Posted by Matt Birchler
— 2 min read
I Never Have to Accidentally Quit Safari Again (using Keyboard Maestro)

I know Mac die-hards hate the relatively new Chrome (and Edge) behavior where you have to hold down the CMD+Q command to actually quit the app, but I actually love it. I don't want this for every app, but it can really save your bacon in a browser.

The problem is a combination of my fat fingers and the fact that the shortucts to close a window and to quit a whole app are right next to each other, and if you miss the W, hitting the Q can be bad.

I've been using Safari as my work browser again for a few weeks (used Edge before, which I love, but I wanted to try out the new Safari), and I've accidentally quit the app during multiple video calls, making me awkwardly scramble back into the meeting and apologizing for disappearing for a few seconds. It's not the end of the world, but it never happened to me when Edge's protection was in place.

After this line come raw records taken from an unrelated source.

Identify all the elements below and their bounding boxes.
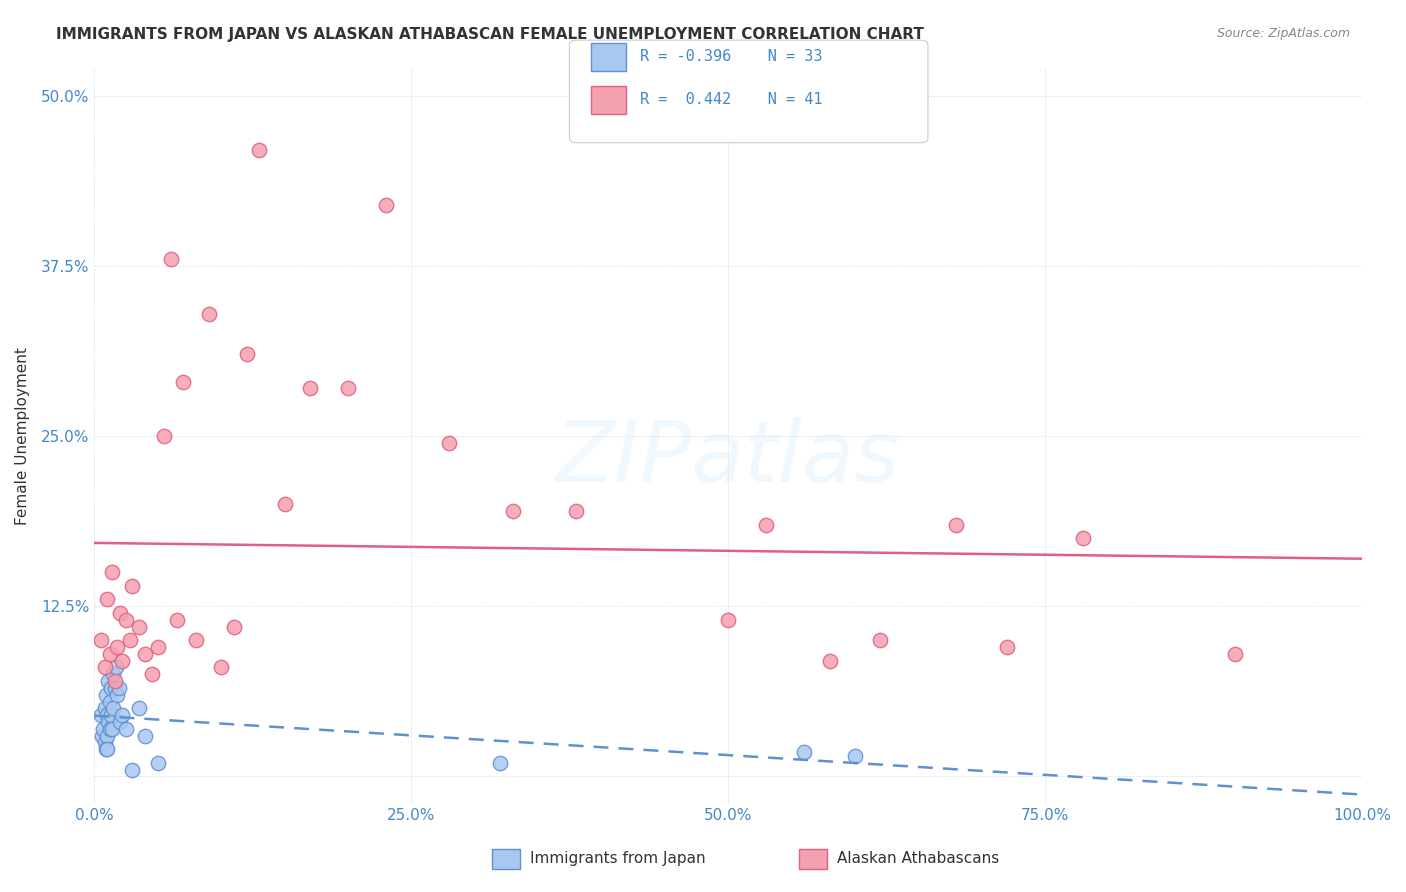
Point <box>111 654 134 668</box>
Point <box>105 688 128 702</box>
Text: Source: ZipAtlas.com: Source: ZipAtlas.com <box>1216 27 1350 40</box>
Point <box>128 620 150 634</box>
Point <box>98 647 121 661</box>
Point <box>96 708 118 723</box>
Point <box>100 681 122 695</box>
Point <box>818 654 841 668</box>
Point <box>134 729 156 743</box>
Point <box>108 606 131 620</box>
Point <box>105 640 128 654</box>
Text: R =  0.442    N = 41: R = 0.442 N = 41 <box>640 92 823 106</box>
Point <box>90 708 112 723</box>
Point <box>172 375 194 389</box>
Point <box>209 660 232 674</box>
Point <box>98 694 121 708</box>
Point <box>717 613 740 627</box>
Point <box>146 756 169 770</box>
Point <box>273 497 295 511</box>
Point <box>94 688 117 702</box>
Point <box>995 640 1018 654</box>
Point <box>166 613 188 627</box>
Point <box>793 745 815 759</box>
Point <box>96 729 118 743</box>
Point <box>98 722 121 736</box>
Point <box>96 592 118 607</box>
Point <box>93 660 115 674</box>
Point <box>153 429 176 443</box>
FancyBboxPatch shape <box>591 86 626 114</box>
Point <box>298 381 321 395</box>
Point <box>104 674 127 689</box>
Point <box>121 579 143 593</box>
Point <box>94 742 117 756</box>
Text: Immigrants from Japan: Immigrants from Japan <box>530 852 706 866</box>
Point <box>97 714 120 729</box>
Point <box>247 143 270 157</box>
Point <box>121 763 143 777</box>
Point <box>489 756 512 770</box>
Point <box>115 613 138 627</box>
Point <box>128 701 150 715</box>
Point <box>101 565 124 579</box>
Point <box>439 435 461 450</box>
FancyBboxPatch shape <box>799 849 827 869</box>
Point <box>565 504 588 518</box>
Point <box>118 633 141 648</box>
FancyBboxPatch shape <box>492 849 520 869</box>
Point <box>91 729 114 743</box>
Point <box>1225 647 1247 661</box>
Point <box>146 640 169 654</box>
Point <box>101 722 124 736</box>
Point <box>945 517 967 532</box>
Point <box>105 660 128 674</box>
Point <box>96 742 118 756</box>
Point <box>93 701 115 715</box>
Point <box>1071 531 1094 545</box>
Point <box>103 667 125 681</box>
Point <box>844 749 866 764</box>
Point <box>336 381 359 395</box>
Point <box>103 701 125 715</box>
Point <box>93 735 115 749</box>
Text: R = -0.396    N = 33: R = -0.396 N = 33 <box>640 49 823 63</box>
Point <box>197 307 219 321</box>
Point <box>93 722 115 736</box>
Text: ZIPatlas: ZIPatlas <box>557 417 900 500</box>
Y-axis label: Female Unemployment: Female Unemployment <box>15 347 30 525</box>
Point <box>184 633 207 648</box>
Point <box>869 633 891 648</box>
Point <box>141 667 163 681</box>
Point <box>107 681 129 695</box>
Point <box>755 517 778 532</box>
Point <box>100 708 122 723</box>
Point <box>115 722 138 736</box>
Point <box>104 681 127 695</box>
Point <box>159 252 181 266</box>
Point <box>90 633 112 648</box>
Point <box>375 197 398 211</box>
Text: IMMIGRANTS FROM JAPAN VS ALASKAN ATHABASCAN FEMALE UNEMPLOYMENT CORRELATION CHAR: IMMIGRANTS FROM JAPAN VS ALASKAN ATHABAS… <box>56 27 924 42</box>
Point <box>108 714 131 729</box>
Point <box>111 708 134 723</box>
Point <box>97 674 120 689</box>
Point <box>502 504 524 518</box>
Point <box>222 620 245 634</box>
Point <box>235 347 257 361</box>
Point <box>134 647 156 661</box>
Text: Alaskan Athabascans: Alaskan Athabascans <box>837 852 998 866</box>
FancyBboxPatch shape <box>591 43 626 71</box>
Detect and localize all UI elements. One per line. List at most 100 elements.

The Keyboard Maestro macro is shown below and is remarkable simple, and while it's not quite as integrated into Safari as I'd like, it gets the job done.

And this is what it looks like in action:

Finally, Keyboard Maestro pro tip here: you can click the gear icon the the top right of the alert action and go into the timeout settings. I set this to time out after 2 seconds, which means I can quickly confirm the action if I want (the GIF shows a mouse, but hitting Enter/Return on the keyboard works too), but it disappears almost right away if I didn't mean to do it.

Update: I took it for granted that everyone knew how to make a KM rule that only applied to a specific app. To do this, you need to make a new "group" in the app and call it something like "Safari". Then you can say all macros inside that group only trigger when a specific app (or apps) is in the foreground.